De verhalen van die andere mensen maakten me erg klein. Dat is een beetje ingewikkeld, met dit grote hoekige lijf van mij, maar misschien viel dat niet te veel op. Ze vertelden over hun kinderen. Mooie papa’s en mama’s. Het ging over de dood en over het leven. Er is een lijn tussen de dood en het leven. Enkele kinderen zijn, van hieruit gezien, aan de andere kant van die lijn. De andere kinderen zijn aan deze kant. Maar ik zag hoe al die kinderen gedragen worden in de veilige armen van die papa’s en mama’s. Waardoor die lijn tegelijk geen lijn en ook heel erg wel een lijn is, of zoiets. Ik dacht nadien, toen ik in de trein zat: ze zijn er even wel als niet meer. Ik heb iets geleerd over mooie rituelen, over het belang van het noemen van een naam en over verdriet in de stilte. Dat we die verhalen mochten horen, het was een kostbaar geschenk. Ik heb ook weer veel geleerd over wat het betekent om een papa of een mama te zijn, ze lieten het me zien. En het maakte me nederig.

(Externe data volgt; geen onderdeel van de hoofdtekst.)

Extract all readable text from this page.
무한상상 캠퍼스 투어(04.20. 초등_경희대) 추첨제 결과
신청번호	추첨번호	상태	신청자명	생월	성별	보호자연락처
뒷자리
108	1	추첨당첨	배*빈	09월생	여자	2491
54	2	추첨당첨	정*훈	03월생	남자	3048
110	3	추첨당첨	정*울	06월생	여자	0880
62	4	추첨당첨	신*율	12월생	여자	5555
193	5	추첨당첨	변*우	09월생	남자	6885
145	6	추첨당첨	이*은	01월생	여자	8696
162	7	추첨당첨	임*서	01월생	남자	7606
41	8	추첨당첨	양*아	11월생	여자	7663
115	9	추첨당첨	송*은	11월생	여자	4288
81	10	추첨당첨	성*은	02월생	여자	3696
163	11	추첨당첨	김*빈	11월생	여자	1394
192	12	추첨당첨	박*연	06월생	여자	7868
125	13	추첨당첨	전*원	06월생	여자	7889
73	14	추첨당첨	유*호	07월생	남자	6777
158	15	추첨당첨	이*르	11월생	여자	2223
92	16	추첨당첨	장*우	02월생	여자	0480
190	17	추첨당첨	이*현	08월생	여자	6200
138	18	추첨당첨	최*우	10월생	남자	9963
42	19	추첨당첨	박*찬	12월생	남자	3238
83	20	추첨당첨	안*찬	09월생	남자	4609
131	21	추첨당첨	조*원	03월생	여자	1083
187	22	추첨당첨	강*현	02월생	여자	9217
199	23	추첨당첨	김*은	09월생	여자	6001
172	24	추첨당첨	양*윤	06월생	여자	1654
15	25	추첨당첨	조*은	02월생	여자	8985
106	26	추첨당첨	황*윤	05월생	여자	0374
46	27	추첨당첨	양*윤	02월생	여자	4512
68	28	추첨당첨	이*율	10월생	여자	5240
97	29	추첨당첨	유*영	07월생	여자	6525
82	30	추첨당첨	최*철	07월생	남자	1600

En ik mocht zomaar naast die mooie mensen zitten. De lieve mevrouw naast mij zei dat ik een vader zonder kind ben. Jij weet wat voor een watje ik ben, dus je kunt je wel voorstellen dat ik een beetje vastliep in stotteren. Maar het mocht wel, denk ik. Nou ja, ik kon er toch niets aan doen. En daar heb ik dus over jou verteld, het is maar dat je het weet.
Het woord vader is een ingewikkeld woord, maar ik hoor soms dat ik dat woord mag toelaten. Zoals de stilte op een zondagnamiddag. Voor mij is het een groot woord, waarschijnlijk een te groot woord. Maar brieven hebben geduld. Ze ontvangen je, ze oordelen niet.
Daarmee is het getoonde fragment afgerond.